飛行機が離陸する映像は、僕にとってはいつも心落ち着かぬ映像。彼はまるで、人間というよりはボロキレの塊のような、生きる屍のような、彷徨う幽鬼のようだった。たまにテレビで飛行機の離陸シーンを見ながら、またぼんやりと不安を感じたりもする。フィリピンのジャングルで彷徨っていた一人の日本兵とばったり出くわしたとき、彼は腰の周りに生の牛肉をぶら下げていた。オーストラリア産のロースで焼肉用の切り落とし、二百九グラムで十パーセント引きである。ニパック九百八十円のシールが貼ってある。薄切りなので包丁で細長く切るにはあまり向かないタイプである。買おうかどうしようか、少し迷う。レタス一個が、二百九十八円もした事には驚いた。やや躊躇したが買った。秋刀魚が高くて、一匹百九十八円である。まだ出始めで、今日は高いなあと思った。買わなかった。


秋刀魚は頭を包丁で取り除くが、はらわたはそのままにする。秋刀魚の頭を切り落とすとかなりの出血があるけど、あの血液にはいつもたじろぐ。まな板にも包丁にもたまり醤油のように濃い血液が付着する。水で洗い流して、排水口に血液がゆっくりと流れていくのを見ている。秋刀魚に限らず、青魚はみんなものすごく血が漲ってるもので、カツオも普段は切り身になって売ってるからあまり感じないけど、魚市場に上げられて捌かれているところを見たことがあるだろうか?あれはもうスプラッタというか、大虐殺の現場を見てしまったようなショックがある。

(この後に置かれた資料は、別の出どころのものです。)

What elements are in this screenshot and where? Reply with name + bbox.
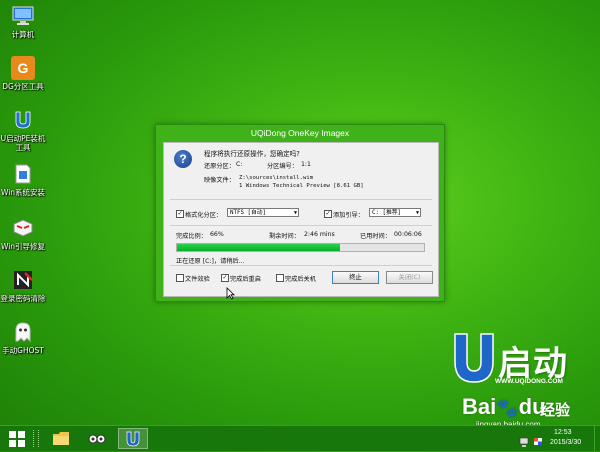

まさに血みどろで、コンクリートの床が真っ赤に染まり、六本木を過ぎると人が少なくなり、恵比寿を出てから終点の中目黒に到着するまでの間、床一面に魚市場専用の太いホースが這わされ、その先から大量の水が放出される。水の勢いでホースが生き物のようにうねる。ゴム長靴の駅員達が水を蹴散らしながら忙しそうに歩き回る。たっぷりと溜まってゆっくりと血凝りへ凝固しようとしていたのに、大量の水が攻めてきて、ゆらゆらとその場から剥がされようとして、しばらく耐えていたもののようやく面倒くさそうにゆっくりと浮き上がって地面を離れ、そのまま鈍重な様子で流れて床を這い、傾斜にしたがって進み、やがて水もろともざーっと海へ落ちていく。こうしてすっかり綺麗になって水に濡れて黒々と光るコンクリートの床には雑魚の死骸が点々と散らばっているばかりだ。両手の指に残っている匂いをいつまでも嗅ぎながら、さっき何に触ってしまったのかを思い出そうとするが思い出せない。